Rizal’s global appreciation of languages

Rizal visited many countries to study the people’s language and way of life so he could adopt ideas and programs that would benefit his countrymen. Before visiting Paris, he studied French to speak and write with the same ease he had with Spanish. While assisting at Dr. Becker’s clinic, Rizal spoke only a smattering of German but in three months of diligent study and practice, he spoke with ease. His knowledge enabled him to understand the works of German writers on the Philippines. While in Dapitan, Rizal studied the dialects of the Malaysian language. He envisioned organizing a Filipino colony in Borneo but he was recalled to Manila before the British authorities approved his plan.

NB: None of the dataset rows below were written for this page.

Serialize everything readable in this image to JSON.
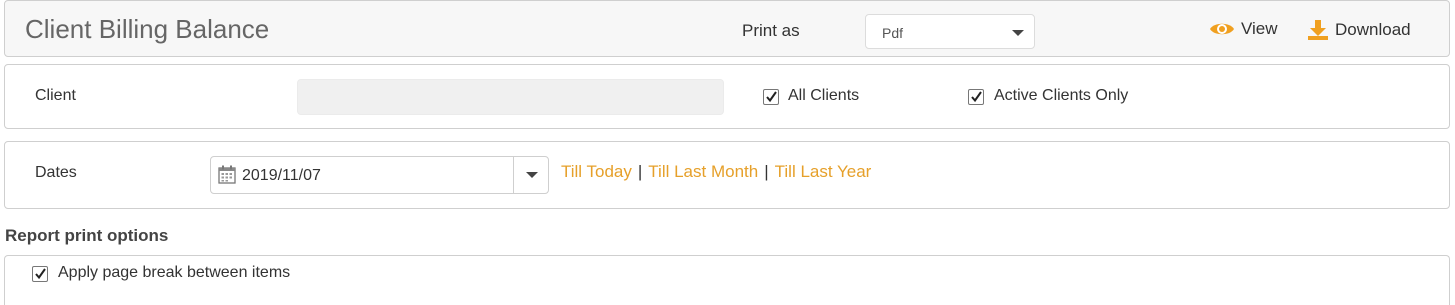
{
  "header": {
    "title": "Client Billing Balance",
    "print_as_label": "Print as",
    "print_format": "Pdf",
    "view_label": "View",
    "download_label": "Download",
    "accent_color": "#f0a020"
  },
  "client": {
    "label": "Client",
    "input_value": "",
    "all_clients_label": "All Clients",
    "all_clients_checked": true,
    "active_only_label": "Active Clients Only",
    "active_only_checked": true
  },
  "dates": {
    "label": "Dates",
    "value": "2019/11/07",
    "shortcuts": [
      "Till Today",
      "Till Last Month",
      "Till Last Year"
    ],
    "separator": "|"
  },
  "report_options": {
    "title": "Report print options",
    "page_break_label": "Apply page break between items",
    "page_break_checked": true
  },
  "icons": [
    "eye-icon",
    "download-icon",
    "calendar-icon",
    "checkmark-icon",
    "chevron-down-icon"
  ]
}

The great Rizal from A to Z

Professor Jose David Lapuz’s alphabet rounds up our national hero. Dr. Jose Rizal was … A – Artist and Architect, who built houses in Dapitan. B –Businessman, who engaged in the copra business. C – Cartoonist, the first Filipino graphic artist whose drawings looked like turtles. D – Dramatist, who wrote dramas like Along the Pasig, which extolled the Virgin Mary. E – Educator, Economist, and Ethnologist. F – scientific Farmer. G – Geographer, who drew the geography of Dapitan.

H – Historian, who wrote Sucesos delas Islas Filipinas del Doctor Morga Anotada por Rizal. I – Inventor; among his inventions was a syringe made from bamboo, now displayed at the Berlin Museum of Anthropology. J – Journalist, who was an editor of La Solidaridad. K – knew 22 languages with proficiency in Spanish, French, and German. L – Lover in the good sense of the word. M –Musician, who wrote songs like Dulces Las Oras en la Propia Patria and Kayumanggi.

N – Nationalist, Naturalist, and Novelist, who authored Noli Me Tangere and El Filibusterismo. O – Ophthalmologist and Optometrist, who operated on his mother, Doña Teodora Alonzo. P – Painter, Poet, Philosopher, and Psychologist. Q – Queen of his heart was Doña Teodora, whom he wrote about in Queredisima Madre Mia (My most beloved mother).

R – understood Radiology. He was also a Romantic to Leonora Rivera, Josephine Bracken, Gertrude, and many more. But he was noble and always a gentleman, un Hidalgo.  S – Sculptor, who sculpted in wood the image of Jesus Christ and “On Death!” He was also a Scientist, who practiced Sociology as seen in his work, Sobre La Indolencia delos Filipinos (The Indolence of Filipinos). T – In a way, a Theologian. He quarreled with a Jesuit Father on Theology and impressed Padre Ulmer. U – Unitarian, who believed in the unity of the Filipino Nation.

V – Valedictorian. He was also Virtuous, who had love of country, generosity of spirit, love of justice, and love of freedom. W – Warrior of freedom. X – X-man, who used his superior ability to help others.  Rizal was a Xenophile, who appreciated foreign cultures. Y – Youth Leader, who wrote of the ideal Filipino Youth in Delia Esperanza dela Patria Mia (Fair Hope of the Fatherland). Z – Zoologist, who conscientiously collected zoological specimen. He sent a frog and lizard to Berlin for examination, which were named Rizali.